We grunt and point and shake each other in frustration.
One grabs a shovel and begins to dig.
“To bury the bodies?” I ask.
He doesn’t understand, just keeps digging.
We drag corpses into the hole, he shouts, and throws them back out.
Ah. Yes.
I see now.
I grab a shovel. Others grab theirs.
We join him and dig.
If we cannot reach Heaven, we shall certainly reach Hell!

How do you write 100 word stories? #94

Many folk with relatives in the old country have asked how do you Tom write a 100 word story

You may find this hard to believe but a poll of 1000 unpublished authors’ food of choice #1 was ketchup soup. In a close second was bananas. Seems bananas meet the needed of a writer on the go. No time or energy wasted on cooking. Bananas are a wash in potassium, the critical mineral the body needs to produce irony. Bananas also are rich in Vitamin Q. 22 bananas a day meets the daily min requirement of Vitamin Q. When I’m on my daily constitutional with my typewriter in hand, I like to carry 8 to 10 in my pocket.

Everything is a circle

Everything is a circle.
The table is a circle.
The table’s chairs are in a circle.
The cake is a circle.
The glass of milk is a circle.
Your eyes open wide. Like circles.
Your mouth is a circle, silent.
As you choke on the cake, your hands rise to your throat, and your face goes blue.
The lenses on my glasses are circles.
I watch you die.
I dig a hole in the back yard… another circle.
I push you in, fill up the hole.
I eat the rest of the cake, drink the milk, and go to sleep.

Peach

What did you just say?
My hearing’s not so good, and I need new batteries in my hearing aids.
“Peach on earth, and good will to all men?”
Oh, you said peace, not peach.
Although, now that I think of it, peach makes a lot more sense.
I mean, have you ever been angry when eating a peach?
I haven’t. And you haven’t either.
Nobody ever has.
So maybe if we give peaches to everybody, there will be goodwill to all men?
What? You’re allergic to peaches?
Well, I guess there goes my whole “Good will” idea.
(You oversensitive jerk!)

How do you write 100 word stories? #93

Many folk with an army of zombies have demanded how do you Tom write a 100 word story

In the last instatement I touched on how Google works great as a contextual word finder.
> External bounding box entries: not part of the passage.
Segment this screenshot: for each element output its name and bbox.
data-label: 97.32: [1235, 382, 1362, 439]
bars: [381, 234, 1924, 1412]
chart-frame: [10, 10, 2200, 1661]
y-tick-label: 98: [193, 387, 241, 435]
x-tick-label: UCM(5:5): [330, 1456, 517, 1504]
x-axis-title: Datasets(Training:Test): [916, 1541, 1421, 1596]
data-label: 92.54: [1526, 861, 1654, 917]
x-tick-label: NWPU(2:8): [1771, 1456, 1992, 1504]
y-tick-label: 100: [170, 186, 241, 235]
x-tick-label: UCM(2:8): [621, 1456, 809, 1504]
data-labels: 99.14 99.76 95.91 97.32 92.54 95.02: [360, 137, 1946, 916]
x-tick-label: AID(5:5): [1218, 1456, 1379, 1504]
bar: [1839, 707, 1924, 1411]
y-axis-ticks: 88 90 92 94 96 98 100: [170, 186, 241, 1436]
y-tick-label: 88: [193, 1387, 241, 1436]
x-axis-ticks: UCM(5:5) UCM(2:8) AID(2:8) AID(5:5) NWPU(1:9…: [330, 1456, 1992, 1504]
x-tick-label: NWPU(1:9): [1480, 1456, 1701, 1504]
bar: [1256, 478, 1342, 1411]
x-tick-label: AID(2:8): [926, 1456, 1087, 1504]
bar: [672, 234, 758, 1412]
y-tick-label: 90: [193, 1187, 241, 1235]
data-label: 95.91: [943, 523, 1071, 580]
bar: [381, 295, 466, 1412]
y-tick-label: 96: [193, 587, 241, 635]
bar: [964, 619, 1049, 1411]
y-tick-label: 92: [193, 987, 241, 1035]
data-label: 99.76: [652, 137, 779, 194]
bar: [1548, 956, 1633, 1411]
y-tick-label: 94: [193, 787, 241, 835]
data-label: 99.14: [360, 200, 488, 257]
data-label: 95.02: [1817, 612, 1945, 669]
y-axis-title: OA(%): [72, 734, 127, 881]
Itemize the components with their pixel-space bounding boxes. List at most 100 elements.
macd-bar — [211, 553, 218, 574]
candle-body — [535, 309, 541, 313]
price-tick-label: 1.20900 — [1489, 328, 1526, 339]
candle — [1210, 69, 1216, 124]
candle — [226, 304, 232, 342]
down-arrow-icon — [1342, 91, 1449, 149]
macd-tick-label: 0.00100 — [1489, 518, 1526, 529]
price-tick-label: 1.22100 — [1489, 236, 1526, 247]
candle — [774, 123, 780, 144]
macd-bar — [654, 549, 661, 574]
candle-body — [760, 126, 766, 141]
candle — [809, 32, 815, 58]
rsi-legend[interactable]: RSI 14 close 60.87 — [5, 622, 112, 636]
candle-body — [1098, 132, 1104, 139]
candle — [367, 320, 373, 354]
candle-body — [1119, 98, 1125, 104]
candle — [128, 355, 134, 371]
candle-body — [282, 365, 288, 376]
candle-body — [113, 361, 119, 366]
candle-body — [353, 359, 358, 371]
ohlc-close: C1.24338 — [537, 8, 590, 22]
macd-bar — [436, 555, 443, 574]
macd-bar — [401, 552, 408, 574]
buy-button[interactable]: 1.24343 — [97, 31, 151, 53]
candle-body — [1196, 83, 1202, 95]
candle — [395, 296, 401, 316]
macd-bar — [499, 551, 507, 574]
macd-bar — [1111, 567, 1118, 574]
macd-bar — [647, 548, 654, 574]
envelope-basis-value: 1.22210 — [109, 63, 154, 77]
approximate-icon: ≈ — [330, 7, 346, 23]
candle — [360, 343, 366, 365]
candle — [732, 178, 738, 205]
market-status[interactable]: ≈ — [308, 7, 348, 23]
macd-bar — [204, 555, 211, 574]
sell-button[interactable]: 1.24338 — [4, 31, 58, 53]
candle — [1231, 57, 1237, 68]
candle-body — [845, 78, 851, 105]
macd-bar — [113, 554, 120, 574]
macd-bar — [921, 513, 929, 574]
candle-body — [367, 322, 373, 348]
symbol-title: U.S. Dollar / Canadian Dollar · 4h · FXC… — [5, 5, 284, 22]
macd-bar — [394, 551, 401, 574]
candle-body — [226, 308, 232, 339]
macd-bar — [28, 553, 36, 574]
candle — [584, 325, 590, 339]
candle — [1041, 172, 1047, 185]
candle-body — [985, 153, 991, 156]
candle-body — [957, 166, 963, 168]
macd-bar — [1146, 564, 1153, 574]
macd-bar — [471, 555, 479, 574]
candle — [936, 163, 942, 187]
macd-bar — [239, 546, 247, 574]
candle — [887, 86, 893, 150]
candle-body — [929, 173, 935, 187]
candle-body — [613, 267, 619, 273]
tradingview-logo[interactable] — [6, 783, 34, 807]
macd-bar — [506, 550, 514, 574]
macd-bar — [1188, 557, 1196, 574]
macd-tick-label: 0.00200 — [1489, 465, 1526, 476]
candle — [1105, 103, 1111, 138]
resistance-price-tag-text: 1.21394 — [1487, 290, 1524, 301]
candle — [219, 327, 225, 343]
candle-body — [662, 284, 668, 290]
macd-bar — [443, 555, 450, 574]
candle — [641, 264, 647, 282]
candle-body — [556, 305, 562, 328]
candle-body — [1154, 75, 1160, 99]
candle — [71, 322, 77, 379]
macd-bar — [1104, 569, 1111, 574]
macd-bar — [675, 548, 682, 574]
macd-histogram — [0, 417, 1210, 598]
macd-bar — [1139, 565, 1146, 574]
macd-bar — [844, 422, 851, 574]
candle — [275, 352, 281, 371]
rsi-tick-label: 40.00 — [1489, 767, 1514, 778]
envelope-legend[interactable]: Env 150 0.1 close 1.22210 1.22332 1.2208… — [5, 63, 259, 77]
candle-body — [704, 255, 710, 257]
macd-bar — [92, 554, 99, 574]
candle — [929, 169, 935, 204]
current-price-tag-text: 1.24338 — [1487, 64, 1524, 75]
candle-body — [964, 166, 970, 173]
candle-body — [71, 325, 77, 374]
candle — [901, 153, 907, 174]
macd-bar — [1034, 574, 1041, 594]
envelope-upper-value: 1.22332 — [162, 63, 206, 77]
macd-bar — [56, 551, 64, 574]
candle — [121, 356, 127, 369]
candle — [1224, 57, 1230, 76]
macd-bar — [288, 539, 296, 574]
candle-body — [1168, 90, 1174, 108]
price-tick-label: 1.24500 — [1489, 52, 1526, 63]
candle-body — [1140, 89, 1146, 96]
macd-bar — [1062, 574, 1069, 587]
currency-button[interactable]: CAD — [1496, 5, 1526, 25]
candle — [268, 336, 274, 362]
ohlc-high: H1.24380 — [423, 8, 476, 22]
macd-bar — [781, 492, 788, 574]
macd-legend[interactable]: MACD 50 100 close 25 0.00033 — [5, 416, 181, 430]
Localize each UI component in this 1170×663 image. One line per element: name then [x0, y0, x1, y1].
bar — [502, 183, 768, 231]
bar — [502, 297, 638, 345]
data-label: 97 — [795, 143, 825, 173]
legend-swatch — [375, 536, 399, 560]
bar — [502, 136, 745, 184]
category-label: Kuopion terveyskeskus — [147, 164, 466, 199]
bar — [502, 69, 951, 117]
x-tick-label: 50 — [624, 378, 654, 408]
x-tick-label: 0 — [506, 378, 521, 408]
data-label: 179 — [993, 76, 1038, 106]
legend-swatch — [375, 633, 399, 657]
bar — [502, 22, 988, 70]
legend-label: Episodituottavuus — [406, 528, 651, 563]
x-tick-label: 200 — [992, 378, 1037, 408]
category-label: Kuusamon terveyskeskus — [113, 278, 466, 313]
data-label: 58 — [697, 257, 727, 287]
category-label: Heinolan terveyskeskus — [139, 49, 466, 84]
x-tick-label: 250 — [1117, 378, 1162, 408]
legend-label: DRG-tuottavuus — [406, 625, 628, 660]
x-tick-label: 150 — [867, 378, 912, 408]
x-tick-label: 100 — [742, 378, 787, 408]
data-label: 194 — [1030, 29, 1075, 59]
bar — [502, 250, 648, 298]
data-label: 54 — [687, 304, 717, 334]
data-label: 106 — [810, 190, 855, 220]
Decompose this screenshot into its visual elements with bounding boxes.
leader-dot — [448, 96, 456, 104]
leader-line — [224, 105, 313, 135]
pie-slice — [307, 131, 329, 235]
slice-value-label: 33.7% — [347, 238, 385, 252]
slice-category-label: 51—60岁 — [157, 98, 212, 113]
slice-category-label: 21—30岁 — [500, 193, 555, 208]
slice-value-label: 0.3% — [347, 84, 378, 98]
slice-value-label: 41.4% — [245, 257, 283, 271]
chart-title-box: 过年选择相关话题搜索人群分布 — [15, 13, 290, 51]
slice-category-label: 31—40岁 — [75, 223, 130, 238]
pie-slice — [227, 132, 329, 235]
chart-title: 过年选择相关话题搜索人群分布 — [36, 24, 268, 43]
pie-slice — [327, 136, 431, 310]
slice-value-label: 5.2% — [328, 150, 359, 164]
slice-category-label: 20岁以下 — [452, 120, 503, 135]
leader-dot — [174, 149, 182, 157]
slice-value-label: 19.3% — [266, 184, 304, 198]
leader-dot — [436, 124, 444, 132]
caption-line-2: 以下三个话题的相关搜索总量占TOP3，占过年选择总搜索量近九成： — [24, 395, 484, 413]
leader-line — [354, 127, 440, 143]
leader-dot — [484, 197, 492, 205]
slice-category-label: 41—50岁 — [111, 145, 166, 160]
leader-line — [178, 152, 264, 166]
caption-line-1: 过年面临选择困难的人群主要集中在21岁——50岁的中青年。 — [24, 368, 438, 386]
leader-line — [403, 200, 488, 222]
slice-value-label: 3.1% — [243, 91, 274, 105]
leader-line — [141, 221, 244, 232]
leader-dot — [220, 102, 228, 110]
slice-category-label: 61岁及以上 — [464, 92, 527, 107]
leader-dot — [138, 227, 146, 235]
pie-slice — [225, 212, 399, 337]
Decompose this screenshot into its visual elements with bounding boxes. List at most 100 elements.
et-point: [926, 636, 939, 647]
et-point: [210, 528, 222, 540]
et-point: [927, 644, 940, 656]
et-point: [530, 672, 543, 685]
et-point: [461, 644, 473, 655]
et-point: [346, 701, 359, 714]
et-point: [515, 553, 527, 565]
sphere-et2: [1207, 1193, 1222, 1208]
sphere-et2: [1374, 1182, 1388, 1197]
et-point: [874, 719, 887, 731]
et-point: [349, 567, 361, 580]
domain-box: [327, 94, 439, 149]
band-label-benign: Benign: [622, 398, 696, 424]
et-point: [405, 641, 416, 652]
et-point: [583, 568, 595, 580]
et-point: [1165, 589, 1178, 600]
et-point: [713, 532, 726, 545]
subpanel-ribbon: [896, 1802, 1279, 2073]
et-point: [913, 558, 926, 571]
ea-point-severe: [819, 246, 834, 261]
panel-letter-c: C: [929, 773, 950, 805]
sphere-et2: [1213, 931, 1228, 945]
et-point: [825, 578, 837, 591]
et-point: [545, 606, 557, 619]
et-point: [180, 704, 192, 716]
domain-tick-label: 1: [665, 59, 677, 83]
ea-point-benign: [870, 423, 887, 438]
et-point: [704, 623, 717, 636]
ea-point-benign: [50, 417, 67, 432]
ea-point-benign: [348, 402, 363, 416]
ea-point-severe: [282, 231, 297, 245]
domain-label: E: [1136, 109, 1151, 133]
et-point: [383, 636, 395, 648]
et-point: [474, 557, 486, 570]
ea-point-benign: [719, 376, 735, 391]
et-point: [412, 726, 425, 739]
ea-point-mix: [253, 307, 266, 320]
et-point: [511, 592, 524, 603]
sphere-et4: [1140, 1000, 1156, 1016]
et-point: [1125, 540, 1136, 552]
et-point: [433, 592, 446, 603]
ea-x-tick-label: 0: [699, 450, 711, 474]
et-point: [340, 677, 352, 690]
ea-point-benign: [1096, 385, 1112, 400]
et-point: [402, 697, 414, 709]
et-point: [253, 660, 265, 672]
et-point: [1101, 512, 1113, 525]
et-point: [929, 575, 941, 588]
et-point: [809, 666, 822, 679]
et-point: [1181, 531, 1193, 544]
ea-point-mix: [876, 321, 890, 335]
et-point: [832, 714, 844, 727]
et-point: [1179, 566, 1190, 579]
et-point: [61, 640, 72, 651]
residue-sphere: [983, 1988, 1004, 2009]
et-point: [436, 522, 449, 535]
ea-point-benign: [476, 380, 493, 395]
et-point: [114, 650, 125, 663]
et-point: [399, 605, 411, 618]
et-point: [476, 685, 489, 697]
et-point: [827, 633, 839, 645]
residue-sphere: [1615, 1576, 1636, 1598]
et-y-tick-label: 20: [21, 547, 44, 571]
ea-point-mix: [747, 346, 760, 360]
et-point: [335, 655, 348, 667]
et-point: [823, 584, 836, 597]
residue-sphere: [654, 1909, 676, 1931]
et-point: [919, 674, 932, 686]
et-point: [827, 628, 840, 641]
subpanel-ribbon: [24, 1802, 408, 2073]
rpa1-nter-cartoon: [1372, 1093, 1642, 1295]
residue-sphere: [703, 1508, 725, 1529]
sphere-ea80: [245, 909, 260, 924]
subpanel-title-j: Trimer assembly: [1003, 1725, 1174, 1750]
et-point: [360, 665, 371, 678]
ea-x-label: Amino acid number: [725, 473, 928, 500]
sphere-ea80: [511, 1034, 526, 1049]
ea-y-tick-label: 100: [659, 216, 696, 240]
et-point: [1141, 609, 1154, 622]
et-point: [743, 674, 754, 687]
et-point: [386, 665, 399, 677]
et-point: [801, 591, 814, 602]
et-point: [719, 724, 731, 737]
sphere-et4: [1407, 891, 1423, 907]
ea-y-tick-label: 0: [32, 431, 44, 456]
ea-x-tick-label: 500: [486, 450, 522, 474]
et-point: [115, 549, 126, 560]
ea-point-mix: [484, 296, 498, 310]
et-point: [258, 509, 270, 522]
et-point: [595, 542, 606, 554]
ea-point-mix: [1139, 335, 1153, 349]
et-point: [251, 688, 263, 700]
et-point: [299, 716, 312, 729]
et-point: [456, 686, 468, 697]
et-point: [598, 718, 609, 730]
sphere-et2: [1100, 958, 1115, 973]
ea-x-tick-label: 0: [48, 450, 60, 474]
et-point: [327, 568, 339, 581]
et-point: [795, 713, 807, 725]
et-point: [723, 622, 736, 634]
Today I wish to wander over to Wikipedia work on some wily word wonks. Wikipedia is the superhighway of trivia. It has an amazing array of Pop references. Here’s an example. I’m writing a story about James Bond. I choose Stardust as my music bed. I randomly wiki Hoagy Carmichael. At the bottom of the page is a reference to Ian Fleming stating he saw Bond as Carmichael with a scar. This isn’t Hoagy Have and Have Not, this is Hoagy license to kill

How do you write 100 word stories? #92

Many folk with a hole in their bucket their bucket their bucket have asked how do you Tom write a 100 word story.

I’d like to believe a forceps deliver by a marine doctor is the reason my brain works the way it does. The most troublesome of my many mental shortcomings is a severely limited spelling capacity. If anyone chimes in with a comment about phonetics I’m going to personally send them to met god. The first computer program I ever purchased was a spellchecker. It ran in consort with Apple Writer, at a time when no wordprocessor had an internal checker. Over the years Ms Word has been my constant companion, but of late Google has become my checker of choice.